Un concerto di una “caratura preziosissima”, dove la personalità eclettica e teatrale di Peppe Servillo, si è mescolata alla bravura incontenibile di due musicisti di fama mondiale. Due musicisti argentini, Javier Girotto – saxofonista, clarinettista, flautista – e Natalio Mangalavite, pianista, entrambi jazzisti poliedrici e raffinati che da dieci anni ormai, hanno stretto con Servillo un sodalizio che si è dimostrato un ponte, sul quale l’ascoltatore incontra pathos e contaminazione, punto cardine di questa formazione.
Musicalità, tempo e melodia, si colorano di terra sudamericana, mentre il mito della musica partenopea, dirige il trio con la capacità interpretativa che appartiene ad un fuoriclasse come Peppe Servillo.
Il castello svevo ieri sera si è popolato di appassionati di jazz e di musica fatta bene, di utenti alla ricerca di una serata speciale, ma anche di tanta gente che ha voluto con “emozione e cuore” aderire alla pregevole iniziativa, che ha saputo fondere magistralmente solidarietà e musica, creando un mezzo meraviglioso per nutrire la cultura.
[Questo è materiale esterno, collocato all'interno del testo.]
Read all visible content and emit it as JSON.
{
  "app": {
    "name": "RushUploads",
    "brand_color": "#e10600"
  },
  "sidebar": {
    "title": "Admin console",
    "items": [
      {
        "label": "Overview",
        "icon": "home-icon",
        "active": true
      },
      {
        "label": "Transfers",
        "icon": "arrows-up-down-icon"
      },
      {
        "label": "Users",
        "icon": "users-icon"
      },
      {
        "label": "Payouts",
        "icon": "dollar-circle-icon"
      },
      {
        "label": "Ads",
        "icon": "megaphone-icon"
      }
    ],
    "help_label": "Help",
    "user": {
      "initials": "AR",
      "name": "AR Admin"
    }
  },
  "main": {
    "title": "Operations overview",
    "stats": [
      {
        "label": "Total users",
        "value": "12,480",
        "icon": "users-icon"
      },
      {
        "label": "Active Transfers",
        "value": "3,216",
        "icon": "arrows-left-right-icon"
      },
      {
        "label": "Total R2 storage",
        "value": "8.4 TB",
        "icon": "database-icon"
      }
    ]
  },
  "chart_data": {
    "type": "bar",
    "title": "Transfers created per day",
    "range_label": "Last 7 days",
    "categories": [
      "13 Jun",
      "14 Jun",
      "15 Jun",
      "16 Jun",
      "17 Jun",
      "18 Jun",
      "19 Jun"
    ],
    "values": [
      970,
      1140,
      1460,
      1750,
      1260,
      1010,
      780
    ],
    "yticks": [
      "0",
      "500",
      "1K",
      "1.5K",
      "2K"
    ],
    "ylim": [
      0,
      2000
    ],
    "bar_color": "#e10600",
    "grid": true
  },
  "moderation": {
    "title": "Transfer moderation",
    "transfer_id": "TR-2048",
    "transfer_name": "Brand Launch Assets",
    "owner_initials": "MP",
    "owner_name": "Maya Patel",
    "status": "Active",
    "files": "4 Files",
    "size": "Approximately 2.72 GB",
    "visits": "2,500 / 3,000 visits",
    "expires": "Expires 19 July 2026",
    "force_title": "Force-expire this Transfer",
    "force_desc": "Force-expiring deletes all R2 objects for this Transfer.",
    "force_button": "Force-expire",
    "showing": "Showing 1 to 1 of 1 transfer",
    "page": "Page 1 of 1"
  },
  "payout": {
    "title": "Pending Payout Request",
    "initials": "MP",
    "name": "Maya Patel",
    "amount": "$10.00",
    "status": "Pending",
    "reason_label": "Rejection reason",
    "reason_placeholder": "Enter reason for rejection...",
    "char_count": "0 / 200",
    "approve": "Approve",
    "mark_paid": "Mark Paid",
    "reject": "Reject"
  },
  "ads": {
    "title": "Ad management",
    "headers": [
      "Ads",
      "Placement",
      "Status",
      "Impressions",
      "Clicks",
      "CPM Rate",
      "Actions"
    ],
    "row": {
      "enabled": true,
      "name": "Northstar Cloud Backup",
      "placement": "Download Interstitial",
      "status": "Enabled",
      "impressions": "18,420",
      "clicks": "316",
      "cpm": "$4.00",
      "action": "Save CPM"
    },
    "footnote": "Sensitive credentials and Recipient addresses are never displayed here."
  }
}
Lo spettacolo, all’aperto, ha avuto come tetto un cielo dal quale forse, qualcuno di speciale si è affacciato, nutrendo orecchio ed animo di quelle sonorità intrise di jazz internazionale, fascino del tempo e quel piacere intenso che non si consuma, durante l’ascolto, ma si sublima.

Il lavoro che il trio Girotto-Servillo-Mangalavite hanno presentato si intitola “Parientes“, un viaggio Italia/Argentina, “andata e ritorno”, che innescano ricordi, reinvenzioni dei ricordi stessi, un percorso in personaggi “di famiglia” un po’ “sui generis”, con le loro manie e le loro simpatiche caratteristiche.
La domenica del ragù, una zio “chiacchierone”, una cugina “primo amore”, una zia “antipatica ma non troppo”.
A rendere musicale questo progetto, il tango, la milonga, la cumbia, il folk popolare, e quel talento che appartiene ai due musicisti argentini che suonano in maniera impeccabile dal punto di vista tecnico, che incantano con quel loro essere “perfetti funamboli” che con le note fanno acrobazie, lasciando lo spettatore sempre a bocca aperta.
Durante il concerto anche alcuni pezzi tratti dal lavoro discografico “L’amico di Cordoba”, realizzato nel 2004 da Servillo con gli stessi compagni di viaggio. Il chiacchierone, vuelvo al sur, l’amico di cordoba. Tre pezzi intrisi di argentina e di suoni che si insinuano attraverso quel piacere che raggiunge l’ascoltatore quando Girotto imbraccia il sassofono e poi passa al flauto, con la leggiadria di chi sa dove “giungere” e che “strada percorrere”.

Grande affiatamento, nel trio, ottimo interplay ed emozioni sofisticate ed accattivanti.
Un finale con Servillo che intona Felicità di Lucio Dalla, con un pizzico di commozione che sale e mentre il pubblico si lascia “dirigere” e canta, come per tenersi stretto quel momento suggestivo ed intenso.
Un concerto scelto bene dalla fondazione Funaro, alla quale va un sincero plauso, che anche quest’anno ha organizzato il “concerto per Lilli“, con la cura che si riserva alle cose importanti.